Sobre a pandemia que o mundo está vivenciando dúvidas não
faltam, mas podemos tranquilamente afirmar que a dimensão que ela alcançou se
deve a uma combinação de fatores epidemiológicos e políticos.
Embora pouco protocolar, fez bem o embaixador chinês em
Brasília em repreender um parlamentar que se referira ao coronavírus como o
“vírus chinês”. De fato, a expressão do referido parlamentar foi infeliz e
poderia alimentar a absurda teoria de que a China propositalmente criara e
facilitara a propagação do vírus. É, porém, inegável que a China não alertou o
mundo no devido tempo. Em meados de novembro do ano passado, a situação na
cidade de Wuhan (situada na província de Hubei) já era crítica e o governo
central chinês não se empenhou em prestar esclarecimentos ao mundo, de forma
solene e oficial, como conviria a um país com as responsabilidades internacionais
da China. Com certeza informou à Organização Mundial da Saúde (OMS), em data
que desconheço.
Há quem pense que os chineses demoraram a prestar
informações à comunidade internacional porque, nas primeiras semanas, nada
sabiam, portanto, nada tinham para informar. Começaram a procurar uma vacina,
mas tardaram a entender que o vírus sofrera uma mutação, era, portanto, algo
novo, e então passaram a interagir com cientistas e médicos de outros países,
facilitando o acesso deles aos dados que possuíam.

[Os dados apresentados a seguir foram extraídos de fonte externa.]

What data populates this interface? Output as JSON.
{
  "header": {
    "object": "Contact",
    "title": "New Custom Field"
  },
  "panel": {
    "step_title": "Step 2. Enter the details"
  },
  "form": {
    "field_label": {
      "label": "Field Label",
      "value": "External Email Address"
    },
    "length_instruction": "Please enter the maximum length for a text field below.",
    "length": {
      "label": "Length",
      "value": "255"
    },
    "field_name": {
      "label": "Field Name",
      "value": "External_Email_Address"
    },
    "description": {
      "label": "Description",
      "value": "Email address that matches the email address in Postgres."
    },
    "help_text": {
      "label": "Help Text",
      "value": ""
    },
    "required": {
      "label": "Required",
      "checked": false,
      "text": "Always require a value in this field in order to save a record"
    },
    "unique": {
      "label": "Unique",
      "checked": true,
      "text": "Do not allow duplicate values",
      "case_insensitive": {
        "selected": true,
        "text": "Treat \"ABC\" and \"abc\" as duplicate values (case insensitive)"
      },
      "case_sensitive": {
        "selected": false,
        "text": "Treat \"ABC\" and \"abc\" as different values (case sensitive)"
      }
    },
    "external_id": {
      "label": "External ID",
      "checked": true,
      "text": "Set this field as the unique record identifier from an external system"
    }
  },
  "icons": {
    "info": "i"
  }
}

Os analistas que se apoiam nessa linha de raciocínio
geralmente destacam que Beijing pediu cautela a seus especialistas a fim de
evitar um alarme perigoso, que poderia até mesmo provocar uma convulsão social.
Suponhamos que essa teoria tenha fundamento e que as informações indispensáveis
seriam proporcionadas a outros países para que se preparassem no devido tempo.
O fato, no entanto, é que o poder central chinês em nenhum momento se
pronunciou sobre a matéria de forma ponderada, mas solene e oficial. Organizando
medidas preventivas em tempo hábil, milhares de vidas poderiam ter sido
poupadas e a aberrante atitude de alguns chefes de Estado que insistiram em
minimizar o risco da epidemia durante cerca de três meses poderia ter sido
contestada.
O fato, portanto, é que o todo-poderoso Xi Jinping reduziu o
problema às esferas provincial e municipal, mesmo após saber que a disseminação
do vírus seria extremamente ampla e após a OMS apontar seu caráter pandêmico.
Na prática, o trágico aviso foi dado pela Itália, e em seguida pela Espanha,
que não se prepararam adequadamente para o gigantesco impacto que receberam.
O caso mais difícil de compreender, um emaranhado que bem
merece ser designado como um pandemônio político, é o dos Estados Unidos.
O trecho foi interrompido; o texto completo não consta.